Ik kreunde. Hoe was ik nou weer in deze situatie terecht gekomen? Alles leek vrolijk en gezellig. Niks aan de hand, zou je zeggen. Maar ik wist dat het slechts een kwestie van tijd was voordat we in de problemen zouden komen.
Plots voelde ik een koude hand op mijn schouder. Verbaasd draaide ik me om. Ik keek recht in de zeeblauwe ogen van Carlos, een van de vrienden van Noël. Ik rolde met mijn ogen. Daar begonnen de problemen al.
"Hey" zei hij terwijl hij nonchalant zijn hand door zijn haar haalde.
"Hey" er klonk een lichte argwaan door in mijn stem. Ik wist dat dit soort jongens altijd iets van je wilde. Maar toevallig was er ook iets wat ik van de jongens wilde.
"Ik zag je hier zo alleen zitten.
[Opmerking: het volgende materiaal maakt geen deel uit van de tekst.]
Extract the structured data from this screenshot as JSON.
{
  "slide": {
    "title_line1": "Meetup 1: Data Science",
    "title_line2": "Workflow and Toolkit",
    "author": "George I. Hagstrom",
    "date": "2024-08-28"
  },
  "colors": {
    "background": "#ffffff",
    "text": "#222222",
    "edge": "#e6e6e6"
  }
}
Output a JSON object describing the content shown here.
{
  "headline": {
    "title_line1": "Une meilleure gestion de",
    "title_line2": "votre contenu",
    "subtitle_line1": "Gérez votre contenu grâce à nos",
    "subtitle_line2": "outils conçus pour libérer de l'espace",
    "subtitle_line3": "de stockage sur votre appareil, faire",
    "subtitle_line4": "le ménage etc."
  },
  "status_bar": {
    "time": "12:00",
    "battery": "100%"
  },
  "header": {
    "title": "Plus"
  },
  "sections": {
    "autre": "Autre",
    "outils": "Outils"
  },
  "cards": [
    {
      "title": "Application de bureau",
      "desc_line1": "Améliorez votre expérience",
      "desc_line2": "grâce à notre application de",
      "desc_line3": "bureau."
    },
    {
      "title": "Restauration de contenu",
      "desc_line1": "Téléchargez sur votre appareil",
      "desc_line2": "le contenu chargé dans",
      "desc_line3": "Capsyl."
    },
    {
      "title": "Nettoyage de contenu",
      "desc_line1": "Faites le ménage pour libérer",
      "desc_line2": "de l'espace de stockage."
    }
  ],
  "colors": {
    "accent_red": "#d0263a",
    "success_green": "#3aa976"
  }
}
Ik dacht ik kom er even gezellig bijzitten." Hij vleide zich naast me neer op de boomstam, die ik als een soort bankje gebruikte.
"Ik ben graag alleen."
"Geen enkel meisje kan toch nee zeggen tegen wat mannelijk gezelschap." Losjes legde hij zijn arm om mijn schouder.
Het was me meer dan duidelijk wat hij van me wilde.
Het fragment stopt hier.